Pony Hübner (Kim Riedle) und ihr Mann (Hans Löw) waren mal ein gutes Team, heute sind sie es nicht mehr. Foto: SWR/Benoît Linder
Wir haben „Ex-It“ gesehen, den neuen „Tatort“ aus Stuttgart. Es ging um Ehekrisen, Statussymbole, Selbstinszenierung. Aber war es auch ein guter Krimi?
Was taugt „Ex-It“? Der neue „Tatort“ aus Stuttgart im Schnellcheck.

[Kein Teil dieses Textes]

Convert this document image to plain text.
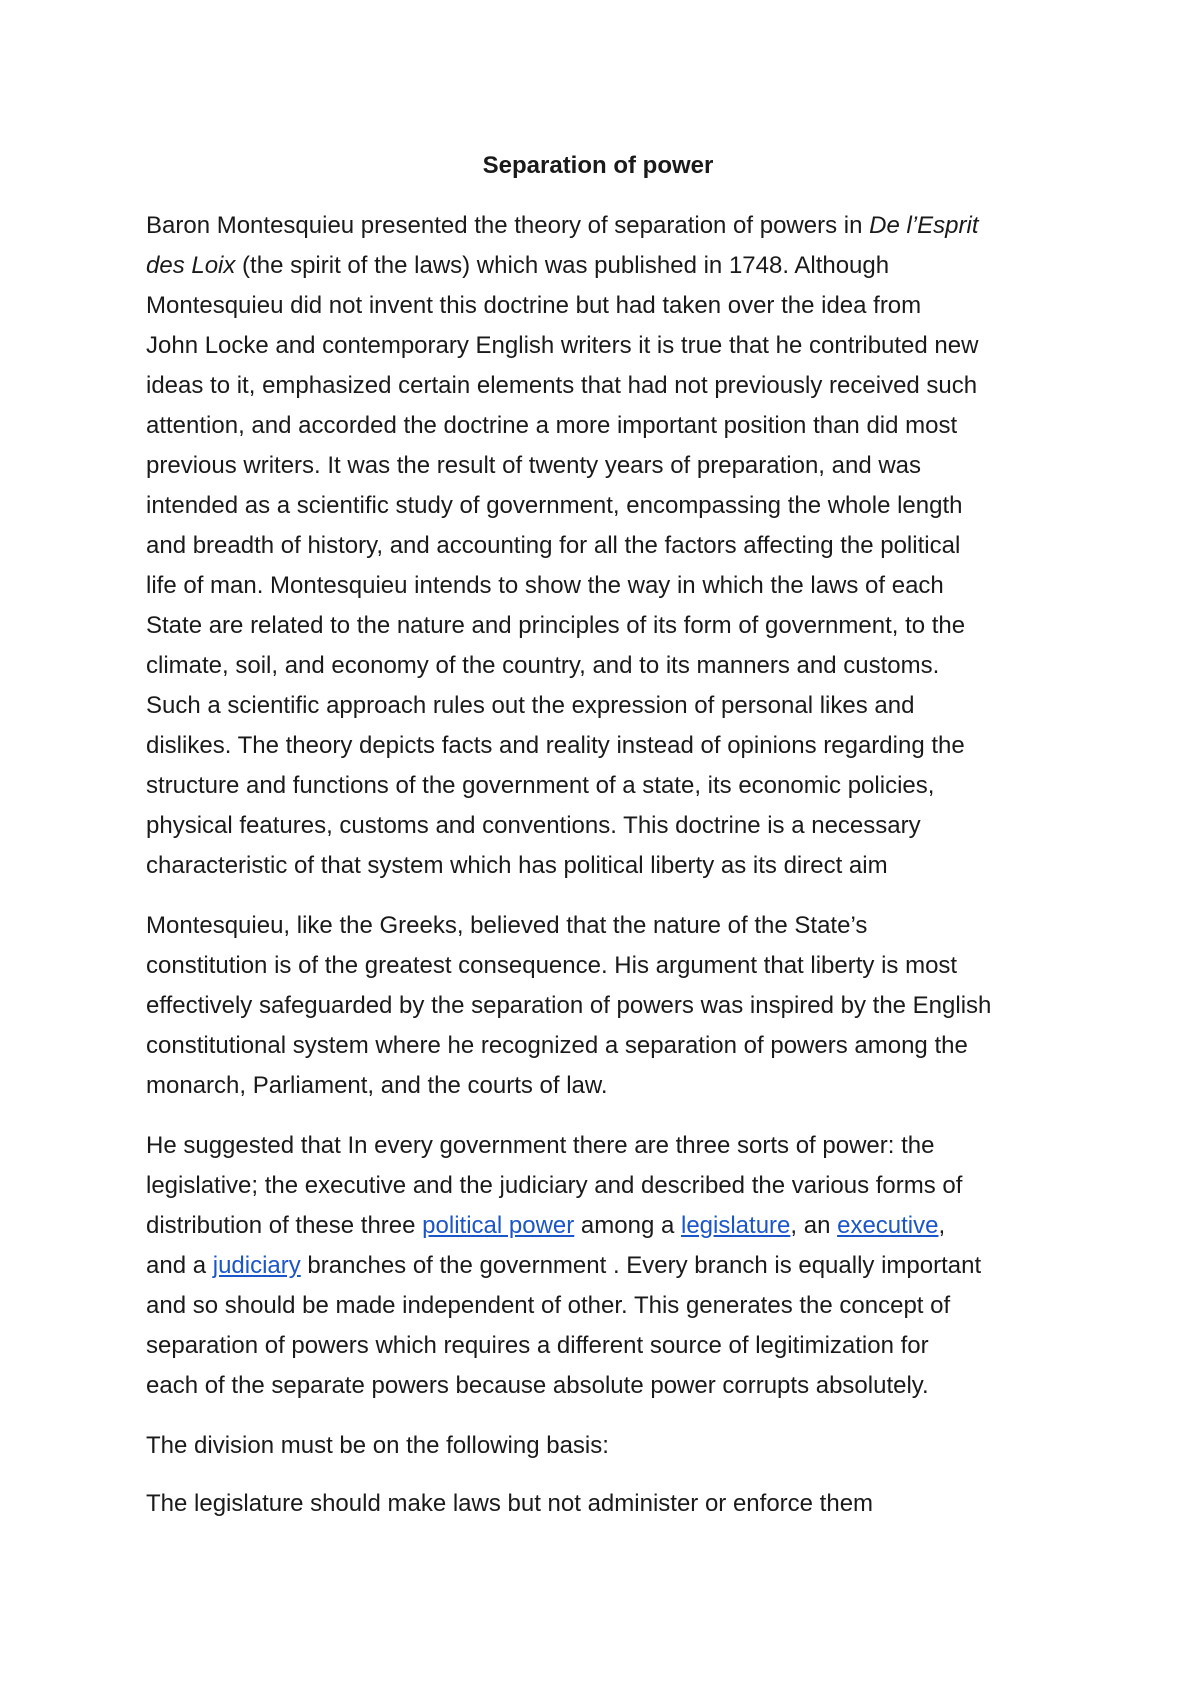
Separation of power
Baron Montesquieu presented the theory of separation of powers in De l’Esprit
des Loix (the spirit of the laws) which was published in 1748. Although
Montesquieu did not invent this doctrine but had taken over the idea from
John Locke and contemporary English writers it is true that he contributed new
ideas to it, emphasized certain elements that had not previously received such
attention, and accorded the doctrine a more important position than did most
previous writers. It was the result of twenty years of preparation, and was
intended as a scientific study of government, encompassing the whole length
and breadth of history, and accounting for all the factors affecting the political
life of man. Montesquieu intends to show the way in which the laws of each
State are related to the nature and principles of its form of government, to the
climate, soil, and economy of the country, and to its manners and customs.
Such a scientific approach rules out the expression of personal likes and
dislikes. The theory depicts facts and reality instead of opinions regarding the
structure and functions of the government of a state, its economic policies,
physical features, customs and conventions. This doctrine is a necessary
characteristic of that system which has political liberty as its direct aim
Montesquieu, like the Greeks, believed that the nature of the State’s
constitution is of the greatest consequence. His argument that liberty is most
effectively safeguarded by the separation of powers was inspired by the English
constitutional system where he recognized a separation of powers among the
monarch, Parliament, and the courts of law.
He suggested that In every government there are three sorts of power: the
legislative; the executive and the judiciary and described the various forms of
distribution of these three political power among a legislature, an executive,
and a judiciary branches of the government . Every branch is equally important
and so should be made independent of other. This generates the concept of
separation of powers which requires a different source of legitimization for
each of the separate powers because absolute power corrupts absolutely.
The division must be on the following basis:
The legislature should make laws but not administer or enforce them
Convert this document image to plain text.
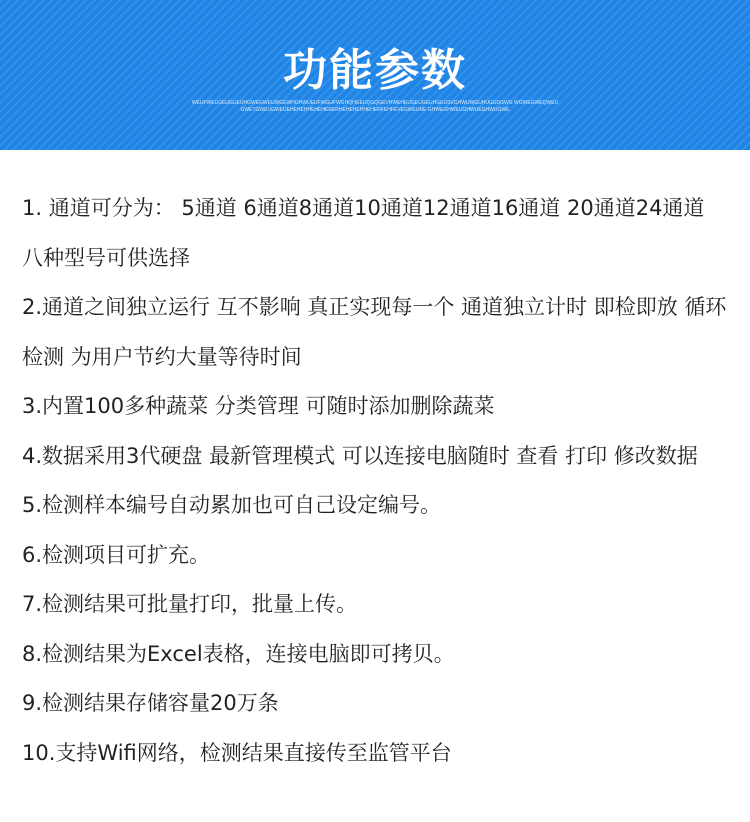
功能参数
WEUFWEUGEUGUEUHGWEGWEUWGEWHGHWUEUFWGUFWGHQHGEUQGQGEVHWEHEUGEUGEUHGEUSVGHWUWGUHUGUDGWG WGWEGWEQWEUGWETGWEUGWEUEHEHEHHEHEHERERHEHEHEHHEHERFEHFEVEGWEURE GHWEGHWEUGHWUEGHWUGWE
1. 通道可分为： 5通道 6通道8通道10通道12通道16通道 20通道24通道 八种型号可供选择
2.通道之间独立运行 互不影响 真正实现每一个 通道独立计时 即检即放 循环检测 为用户节约大量等待时间
3.内置100多种蔬菜 分类管理 可随时添加删除蔬菜
4.数据采用3代硬盘 最新管理模式 可以连接电脑随时 查看 打印 修改数据
5.检测样本编号自动累加也可自己设定编号。
6.检测项目可扩充。
7.检测结果可批量打印，批量上传。
8.检测结果为Excel表格，连接电脑即可拷贝。
9.检测结果存储容量20万条
10.支持Wifi网络，检测结果直接传至监管平台
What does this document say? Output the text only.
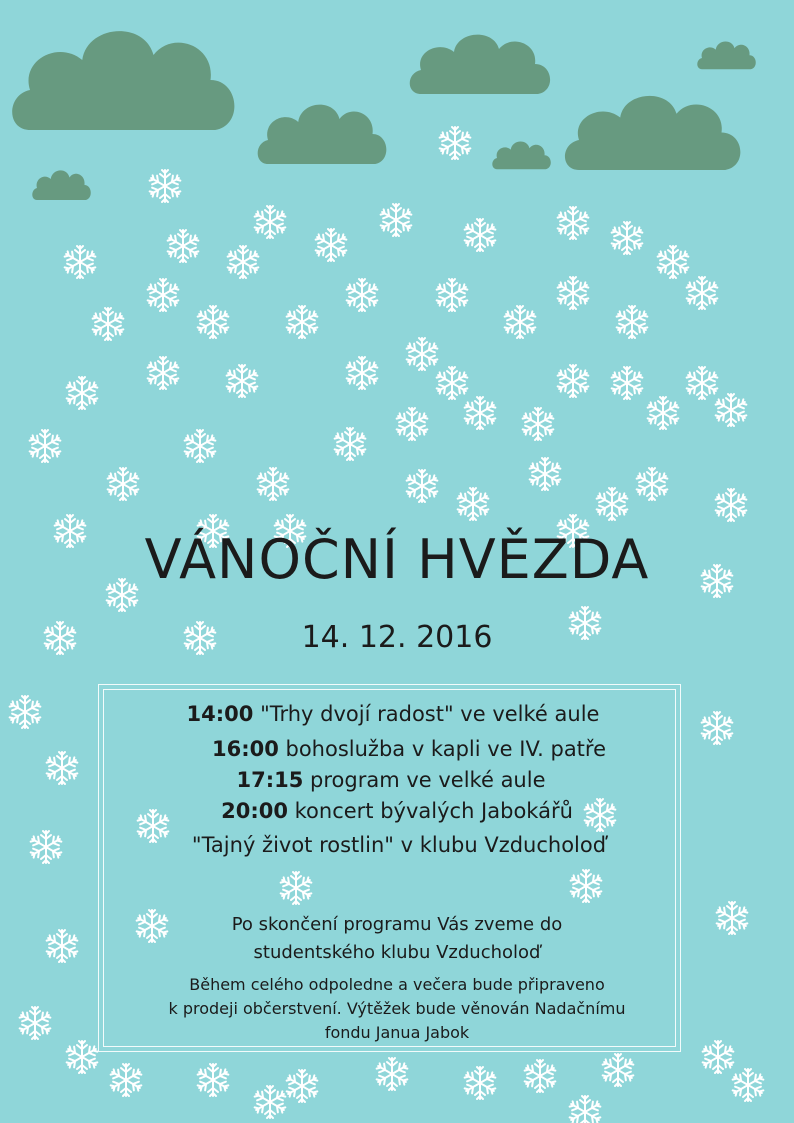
VÁNOČNÍ HVĚZDA
14. 12. 2016
14:00 "Trhy dvojí radost" ve velké aule
16:00 bohoslužba v kapli ve IV. patře
17:15 program ve velké aule
20:00 koncert bývalých Jabokářů
"Tajný život rostlin" v klubu Vzducholoď
Po skončení programu Vás zveme do
studentského klubu Vzducholoď
Během celého odpoledne a večera bude připraveno
k prodeji občerstvení. Výtěžek bude věnován Nadačnímu
fondu Janua Jabok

Die Handlung in zwei Sätzen
Völlig durchnässt taucht das ehemalige It-Girl Pony auf einer Stuttgarter Polizeiwache auf und meldet ihr Auto mit ihren zwei Kindern darin als gestohlen. Die Polizei findet zwar den Wagen im Neckar, aber nicht schnell genug: Penelope ist ertrunken, vom kleinen Hugo fehlt jede Spur.
Zahl der Leichen
2
Paartherapie
Der Tod der Tochter und das Verschwinden des Sohnes wirken auf das Ehepaar Hübner eher wie Randnotizen des eigenen Lebensdramas. Zu sehr sind sie mit sich selbst und den Verwerfungen ihrer toxischen Beziehung beschäftigt. So rücken die Kommissare Lannert (Richy Müller) und Bootz (Felix Klare) beinahe zwangsläufig in eine andere Rolle: weniger als Ermittler, mehr als Paartherapeuten.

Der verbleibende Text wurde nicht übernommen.